Hiring and promotions based on education and competitive examinations are problematic because of their disparate impact on Blacks and women. Furthermore, the very concept of merit is flawed as it is exclusionary and based on inequality of ability, performance, competence, intelligence, and education, which cannot coexist with equality.
Equality – sameness. A word with many meanings, depending on the context.
In socio-economics and politics, equality can apply to equal rights, treatment, justice, care, ability, pay, and housing.
A distinction is frequently made between equality of outcome and equality of opportunity, with the political left generally favoring the former and the right espousing the latter. This implies a dynamic process, but there also is a steady state of inequality which exists in every complex society and can never be overcome, e.g., systemic racism.
The only true equality is abstract and mathematical. Identical manufactured products can come close by being dimensionally and functionally equal. Biological equality is essentially impossible except for identical twins at conception. Yet we are told that all men are created equal and have the same rights. In a free society, this is true in the abstract sense of equality before the law, but even that never happens in real life because of enforcement overreach, selective nonenforcement, prosecutorial zealotry, judicial bias, and inequalities in access to quality legal representation.
Equality is or was the slogan or rallying cry of many ideologies and political movements. In the Declaration of Independence of the United States, the founders declared that all men are created equal, yet many of them owned slaves. In the French Revolution, Liberté, égalité, fraternité was the slogan of the Jacobins. Robespierre implemented égalité during the Reign of Terror, when aristocrats and common people were equally guillotined.

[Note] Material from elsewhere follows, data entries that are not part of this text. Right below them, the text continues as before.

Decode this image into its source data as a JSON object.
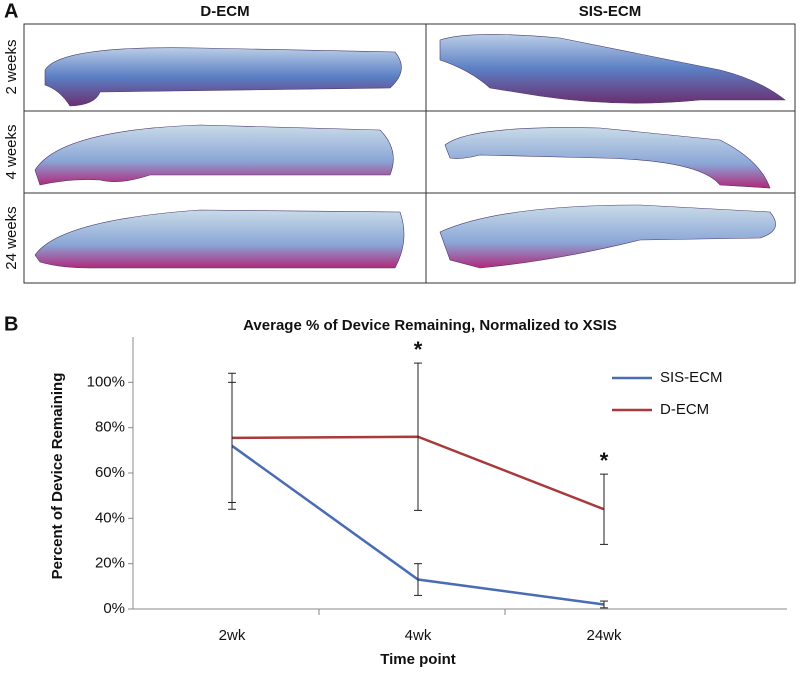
{
  "panel_a": {
    "letter": "A",
    "columns": [
      "D-ECM",
      "SIS-ECM"
    ],
    "rows": [
      "2 weeks",
      "4 weeks",
      "24 weeks"
    ]
  },
  "chart_data": {
    "letter": "B",
    "type": "line",
    "title": "Average % of Device Remaining, Normalized to XSIS",
    "x_label": "Time point",
    "y_label": "Percent of Device Remaining",
    "categories": [
      "2wk",
      "4wk",
      "24wk"
    ],
    "series": [
      {
        "name": "SIS-ECM",
        "color": "#4a6bb5",
        "values": [
          72,
          13,
          2
        ],
        "errors": [
          28,
          7,
          1.5
        ]
      },
      {
        "name": "D-ECM",
        "color": "#a83a3a",
        "values": [
          75.5,
          76,
          44
        ],
        "errors": [
          28.5,
          32.5,
          15.5
        ]
      }
    ],
    "annotations": [
      {
        "text": "*",
        "category": "4wk"
      },
      {
        "text": "*",
        "category": "24wk"
      }
    ],
    "ylim": [
      0,
      120
    ],
    "yticks": [
      {
        "value": 0,
        "label": "0%"
      },
      {
        "value": 20,
        "label": "20%"
      },
      {
        "value": 40,
        "label": "40%"
      },
      {
        "value": 60,
        "label": "60%"
      },
      {
        "value": 80,
        "label": "80%"
      },
      {
        "value": 100,
        "label": "100%"
      }
    ],
    "legend": "upper-right"
  }
}
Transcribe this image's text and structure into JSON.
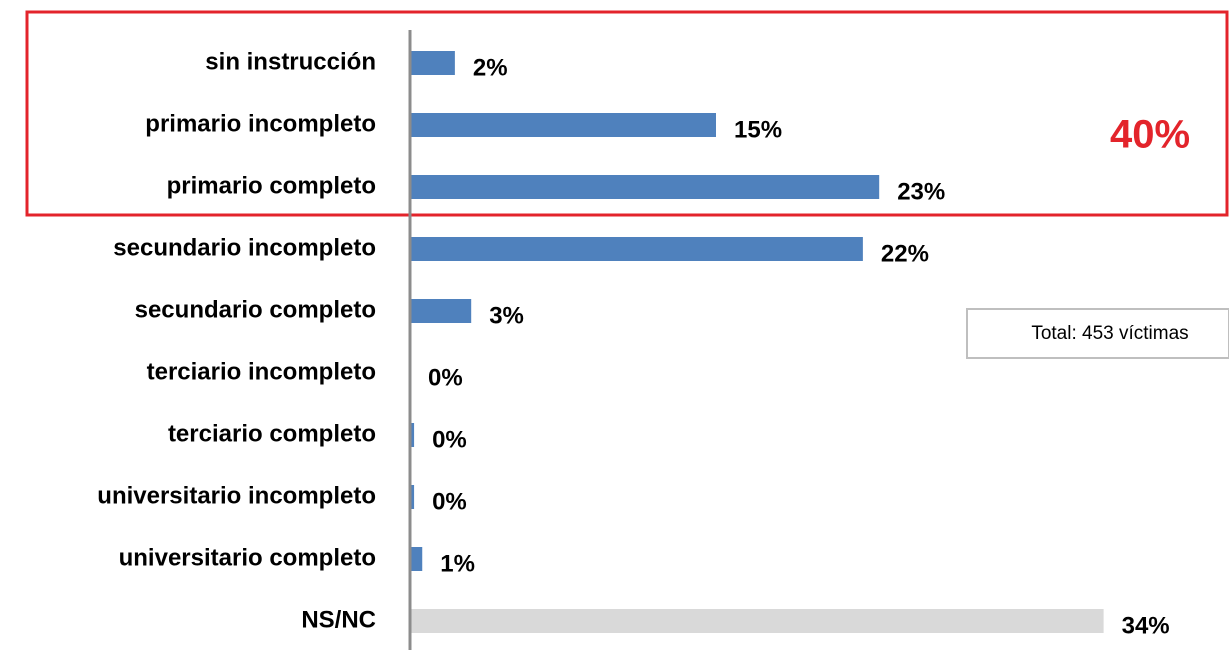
{
  "chart_data": {
    "type": "barh",
    "categories": [
      "sin instrucción",
      "primario incompleto",
      "primario completo",
      "secundario incompleto",
      "secundario completo",
      "terciario incompleto",
      "terciario completo",
      "universitario incompleto",
      "universitario completo",
      "NS/NC"
    ],
    "values": [
      2.2,
      15,
      23,
      22.2,
      3,
      0,
      0.2,
      0.2,
      0.6,
      34
    ],
    "value_labels": [
      "2%",
      "15%",
      "23%",
      "22%",
      "3%",
      "0%",
      "0%",
      "0%",
      "1%",
      "34%"
    ],
    "colors": [
      "#4f81bd",
      "#4f81bd",
      "#4f81bd",
      "#4f81bd",
      "#4f81bd",
      "#4f81bd",
      "#4f81bd",
      "#4f81bd",
      "#4f81bd",
      "#d9d9d9"
    ],
    "xlim": [
      0,
      40
    ],
    "annotations": [
      "40%",
      "Total: 453 víctimas"
    ]
  }
}
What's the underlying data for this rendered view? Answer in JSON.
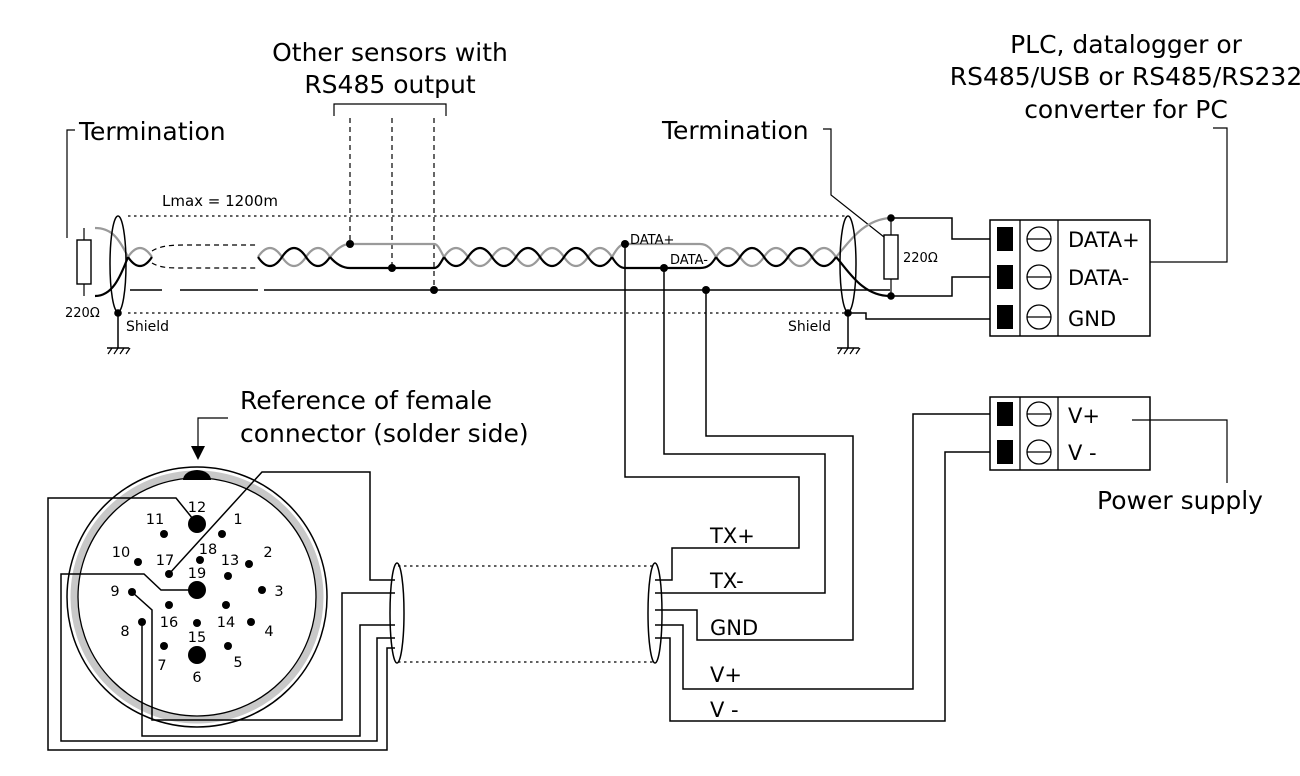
{
  "labels": {
    "other_sensors_1": "Other sensors with",
    "other_sensors_2": "RS485 output",
    "plc_1": "PLC, datalogger or",
    "plc_2": "RS485/USB or RS485/RS232",
    "plc_3": "converter for PC",
    "termination_left": "Termination",
    "termination_right": "Termination",
    "lmax": "Lmax = 1200m",
    "resistor_left": "220Ω",
    "resistor_right": "220Ω",
    "shield_left": "Shield",
    "shield_right": "Shield",
    "data_plus_small": "DATA+",
    "data_minus_small": "DATA-",
    "reference_1": "Reference of female",
    "reference_2": "connector (solder side)",
    "power_supply": "Power supply"
  },
  "plc_terminal": {
    "terminals": [
      "DATA+",
      "DATA-",
      "GND"
    ]
  },
  "power_terminal": {
    "terminals": [
      "V+",
      "V -"
    ]
  },
  "cable_wires": [
    "TX+",
    "TX-",
    "GND",
    "V+",
    "V -"
  ],
  "connector_pins": [
    "1",
    "2",
    "3",
    "4",
    "5",
    "6",
    "7",
    "8",
    "9",
    "10",
    "11",
    "12",
    "13",
    "14",
    "15",
    "16",
    "17",
    "18",
    "19"
  ]
}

Social, educational, economic, racial, and gender equalities of opportunity and outcome are laudable but not fully attainable in any society inhabited by imperfect, unequal, and corruptible humans. Realizing these limitations, it is still necessary to strive toward the most equality possible in the area of civil rights and the aspirational goal of social justice.
Note: Even the USSR, hailed as a benchmark of equality, had an unequal, elite ruling class of bureaucrats, an apparat of nomenklature and apparatchiks who enjoyed special privileges such as automobiles, dedicated stores, and dachas in the countryside. These perquisites were decried by Trotsky and Schachtman, who were apparently more dedicated to equality and the concept of a classless society than Lenin and Stalin.